August 24, 2010 5:50 AM | Posted by Wilbur: | Reply

Totally agree. It does not matter if it is a dream or not, which is why the screen blacks out and he walks away. He accepted whatever it is. The kids changed, but so slightly, since they are built on his actual memory of them. He accepts to finally face them but since they are a memory he cannot make too drastic a change to them as he does not know what they actually look like.

I like the revolving theme you pointed out. Everything is circular, like a classic clock. The stair case, the mazes, even the diagram he drew to Ariande where he said the mind is constantly processing and creating a dream (he even drew it clock wise). He drew a line and said i need you to be here, creating.

I think the whole movie is that line Nolan is creating a superficial movie for us to process (like you said a movie about making a movie) with paradoxes to make us think... he incepted us.

Now, back to the circular theme. the movie starts with him landing ashore of limbo onto Saito's property.
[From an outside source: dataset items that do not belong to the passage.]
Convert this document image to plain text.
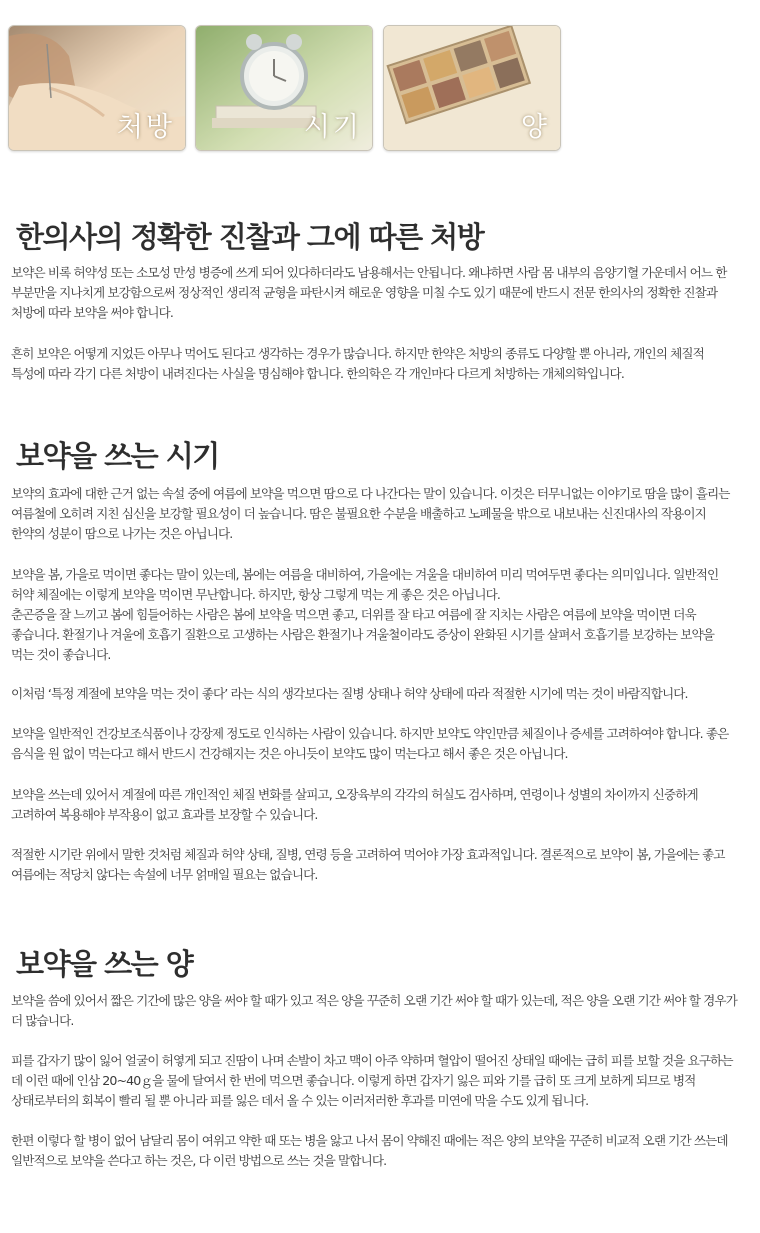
처방	시기	양
한의사의 정확한 진찰과 그에 따른 처방
보약은 비록 허약성 또는 소모성 만성 병증에 쓰게 되어 있다하더라도 남용해서는 안됩니다. 왜냐하면 사람 몸 내부의 음양기혈 가운데서 어느 한
부분만을 지나치게 보강함으로써 정상적인 생리적 균형을 파탄시켜 해로운 영향을 미칠 수도 있기 때문에 반드시 전문 한의사의 정확한 진찰과
처방에 따라 보약을 써야 합니다.
흔히 보약은 어떻게 지었든 아무나 먹어도 된다고 생각하는 경우가 많습니다. 하지만 한약은 처방의 종류도 다양할 뿐 아니라, 개인의 체질적
특성에 따라 각기 다른 처방이 내려진다는 사실을 명심해야 합니다. 한의학은 각 개인마다 다르게 처방하는 개체의학입니다.
보약을 쓰는 시기
보약의 효과에 대한 근거 없는 속설 중에 여름에 보약을 먹으면 땀으로 다 나간다는 말이 있습니다. 이것은 터무니없는 이야기로 땀을 많이 흘리는
여름철에 오히려 지친 심신을 보강할 필요성이 더 높습니다. 땀은 불필요한 수분을 배출하고 노폐물을 밖으로 내보내는 신진대사의 작용이지
한약의 성분이 땀으로 나가는 것은 아닙니다.
보약을 봄, 가을로 먹이면 좋다는 말이 있는데, 봄에는 여름을 대비하여, 가을에는 겨울을 대비하여 미리 먹여두면 좋다는 의미입니다. 일반적인
허약 체질에는 이렇게 보약을 먹이면 무난합니다. 하지만, 항상 그렇게 먹는 게 좋은 것은 아닙니다.
춘곤증을 잘 느끼고 봄에 힘들어하는 사람은 봄에 보약을 먹으면 좋고, 더위를 잘 타고 여름에 잘 지치는 사람은 여름에 보약을 먹이면 더욱
좋습니다. 환절기나 겨울에 호흡기 질환으로 고생하는 사람은 환절기나 겨울철이라도 증상이 완화된 시기를 살펴서 호흡기를 보강하는 보약을
먹는 것이 좋습니다.
이처럼 ‘특정 계절에 보약을 먹는 것이 좋다’ 라는 식의 생각보다는 질병 상태나 허약 상태에 따라 적절한 시기에 먹는 것이 바람직합니다.
보약을 일반적인 건강보조식품이나 강장제 정도로 인식하는 사람이 있습니다. 하지만 보약도 약인만큼 체질이나 증세를 고려하여야 합니다. 좋은
음식을 원 없이 먹는다고 해서 반드시 건강해지는 것은 아니듯이 보약도 많이 먹는다고 해서 좋은 것은 아닙니다.
보약을 쓰는데 있어서 계절에 따른 개인적인 체질 변화를 살피고, 오장육부의 각각의 허실도 검사하며, 연령이나 성별의 차이까지 신중하게
고려하여 복용해야 부작용이 없고 효과를 보장할 수 있습니다.
적절한 시기란 위에서 말한 것처럼 체질과 허약 상태, 질병, 연령 등을 고려하여 먹어야 가장 효과적입니다. 결론적으로 보약이 봄, 가을에는 좋고
여름에는 적당치 않다는 속설에 너무 얽매일 필요는 없습니다.
보약을 쓰는 양
보약을 씀에 있어서 짧은 기간에 많은 양을 써야 할 때가 있고 적은 양을 꾸준히 오랜 기간 써야 할 때가 있는데, 적은 양을 오랜 기간 써야 할 경우가
더 많습니다.
피를 갑자기 많이 잃어 얼굴이 허옇게 되고 진땀이 나며 손발이 차고 맥이 아주 약하며 혈압이 떨어진 상태일 때에는 급히 피를 보할 것을 요구하는
데 이런 때에 인삼 20~40ｇ을 물에 달여서 한 번에 먹으면 좋습니다. 이렇게 하면 갑자기 잃은 피와 기를 급히 또 크게 보하게 되므로 병적
상태로부터의 회복이 빨리 될 뿐 아니라 피를 잃은 데서 올 수 있는 이러저러한 후과를 미연에 막을 수도 있게 됩니다.
한편 이렇다 할 병이 없어 남달리 몸이 여위고 약한 때 또는 병을 앓고 나서 몸이 약해진 때에는 적은 양의 보약을 꾸준히 비교적 오랜 기간 쓰는데
일반적으로 보약을 쓴다고 하는 것은, 다 이런 방법으로 쓰는 것을 말합니다.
The movie basically ends with landing ashore onto saito's propert, except, just like the clock ends and begins at 12(which means two different things each time) Saito is now old. This landing is somewhat different than the beginning, even if he is in the same spot.
--
The top is his totem, or at least for us it is made to believe it is his, (maybe it is ours as the viewer).

Cobb says that he goes into the deepest darkest place in his wifes brain and looks at the top then spins it. This then incepts her and flips her world upside down.
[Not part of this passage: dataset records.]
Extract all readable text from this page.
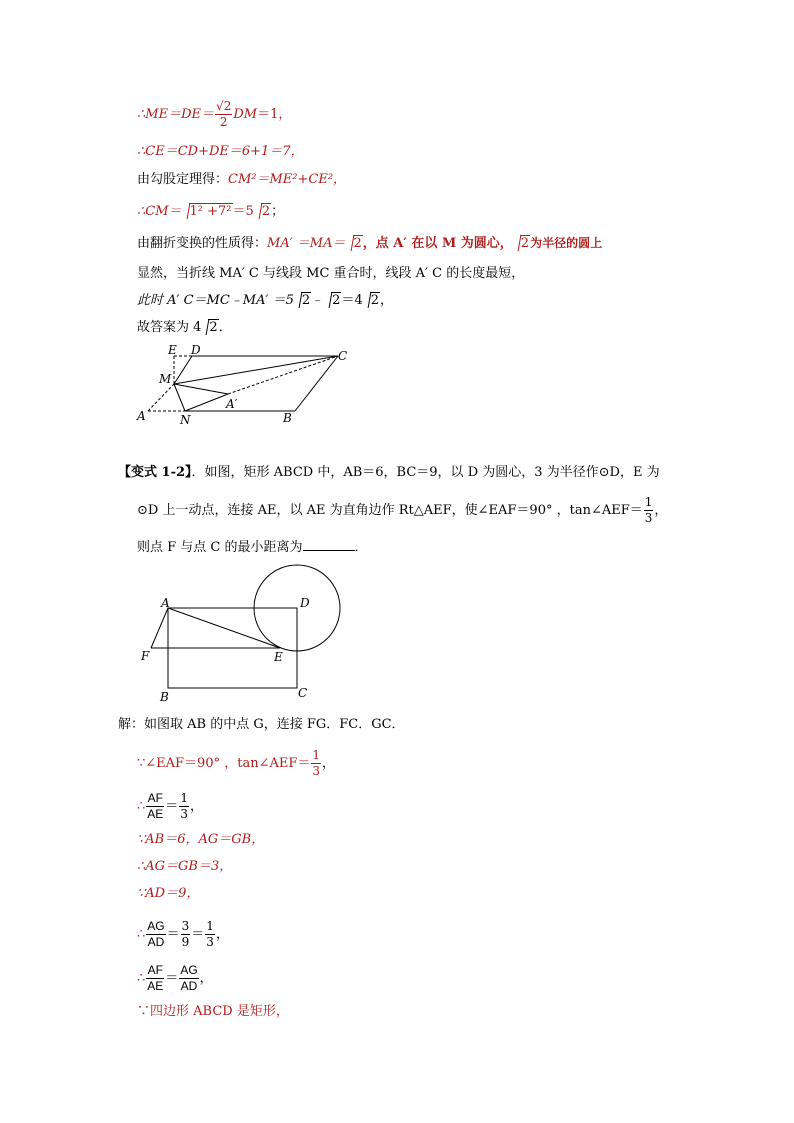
∴ME＝DE＝ $\frac{√2}{2} DM=1$，
∴CE＝CD+DE＝6+1＝7，
由勾股定理得：CM²＝ME²+CE²，
∴CM＝ 1² +7²＝5 2；
由翻折变换的性质得：MA′ ＝MA＝ 2，点 A′ 在以 M 为圆心， 2为半径的圆上
显然，当折线 MA′ C 与线段 MC 重合时，线段 A′ C 的长度最短，
此时 A′ C＝MC﹣MA′ ＝5 2﹣ 2＝4 2，
故答案为 4 2．
E D	C
M
A	N	B
A′
【变式 1-2】．如图，矩形 ABCD 中，AB＝6，BC＝9，以 D 为圆心，3 为半径作⊙D，E 为
⊙D 上一动点，连接 AE，以 AE 为直角边作 Rt△AEF，使∠EAF＝90° ，tan∠AEF＝ $\frac{1}{3}$ ，
则点 F 与点 C 的最小距离为	．
A	D
F	E
B	C
解：如图取 AB 的中点 G，连接 FG．FC．GC．
∵∠EAF＝90° ，tan∠AEF＝ $\frac{1}{3}$ ，
∴ $\frac{AF}{AE} = \frac{1}{3}$ ，
∵AB＝6，AG＝GB，
∴AG＝GB＝3，
∵AD＝9，
∴ $\frac{AG}{AD} = \frac{3}{9} = \frac{1}{3}$ ，
∴ $\frac{AF}{AE} = \frac{AG}{AD}$ ，
∵四边形 ABCD 是矩形，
Here, the top is her totem.

I think, the top is his (out ours) as the only person who is definately not in this movie is his wife. She is only a projection. So, just as no one knows the other persons top, he does not know hers (in actuality, since she is never shown as anything more than a projection or memory) so he substitutes his as hers. This messes her up big time.

Read into it more: he is constantly told in the movie that he "confuses reality with unreality". Michael Caine (forgot his name) Michael Caine told him to get to reality, so did ariande, so did his wife. He is almost hinting to himself to wake up throughout the movie. He accepts the world he is in as reality, but could it be that by spinning the top in the deepest part of his wifes mind, he actually did it to himself? And if at the deepest level he believes this top is spinning, where it was not, than is it not spinning.
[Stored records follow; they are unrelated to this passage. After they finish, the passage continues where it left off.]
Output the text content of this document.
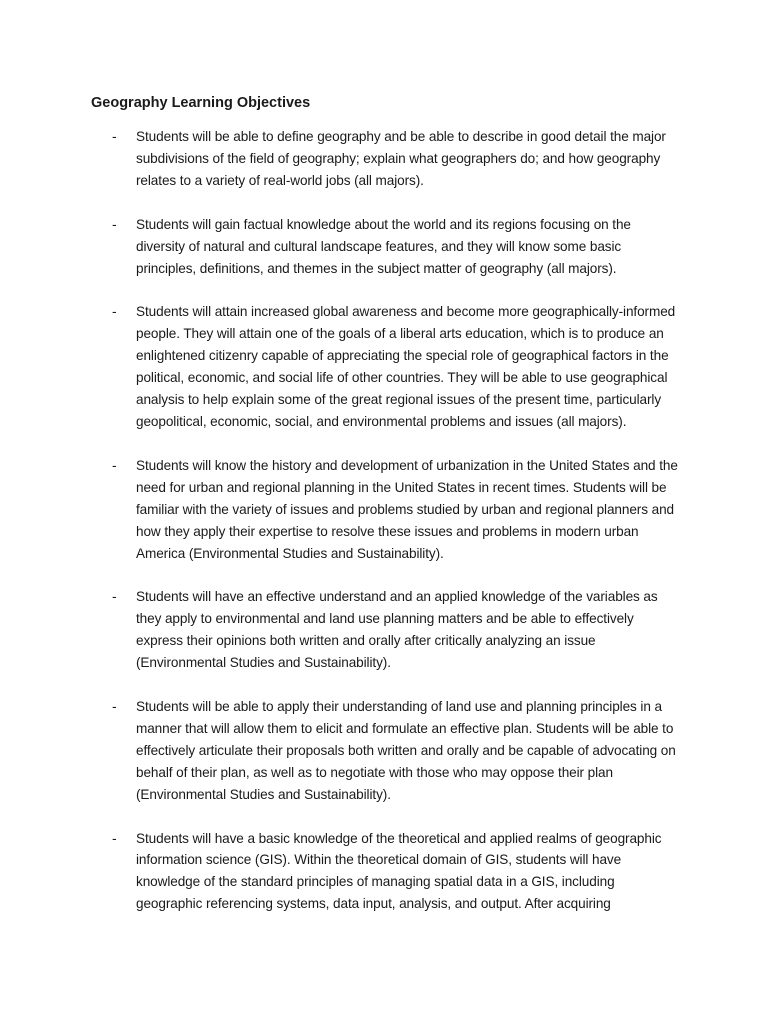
Geography Learning Objectives
- Students will be able to define geography and be able to describe in good detail the major subdivisions of the field of geography; explain what geographers do; and how geography relates to a variety of real-world jobs (all majors).
- Students will gain factual knowledge about the world and its regions focusing on the diversity of natural and cultural landscape features, and they will know some basic principles, definitions, and themes in the subject matter of geography (all majors).
- Students will attain increased global awareness and become more geographically-informed people. They will attain one of the goals of a liberal arts education, which is to produce an enlightened citizenry capable of appreciating the special role of geographical factors in the political, economic, and social life of other countries. They will be able to use geographical analysis to help explain some of the great regional issues of the present time, particularly geopolitical, economic, social, and environmental problems and issues (all majors).
- Students will know the history and development of urbanization in the United States and the need for urban and regional planning in the United States in recent times. Students will be familiar with the variety of issues and problems studied by urban and regional planners and how they apply their expertise to resolve these issues and problems in modern urban America (Environmental Studies and Sustainability).
- Students will have an effective understand and an applied knowledge of the variables as they apply to environmental and land use planning matters and be able to effectively express their opinions both written and orally after critically analyzing an issue (Environmental Studies and Sustainability).
- Students will be able to apply their understanding of land use and planning principles in a manner that will allow them to elicit and formulate an effective plan. Students will be able to effectively articulate their proposals both written and orally and be capable of advocating on behalf of their plan, as well as to negotiate with those who may oppose their plan (Environmental Studies and Sustainability).
- Students will have a basic knowledge of the theoretical and applied realms of geographic information science (GIS). Within the theoretical domain of GIS, students will have knowledge of the standard principles of managing spatial data in a GIS, including geographic referencing systems, data input, analysis, and output. After acquiring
So, at the end it does not matter, because whether it is spinning or not, he does not care. he accepts this to be his reality.

the top glitches, then looks to recover, then boom. a little bit of a hitch to cobb at first , then eh, who cares, hey guys! end movie.

I made a point that htis whole movie is a dream, elsewhere, and it infact has nothing to do with anything more than presumptions and creating of my own.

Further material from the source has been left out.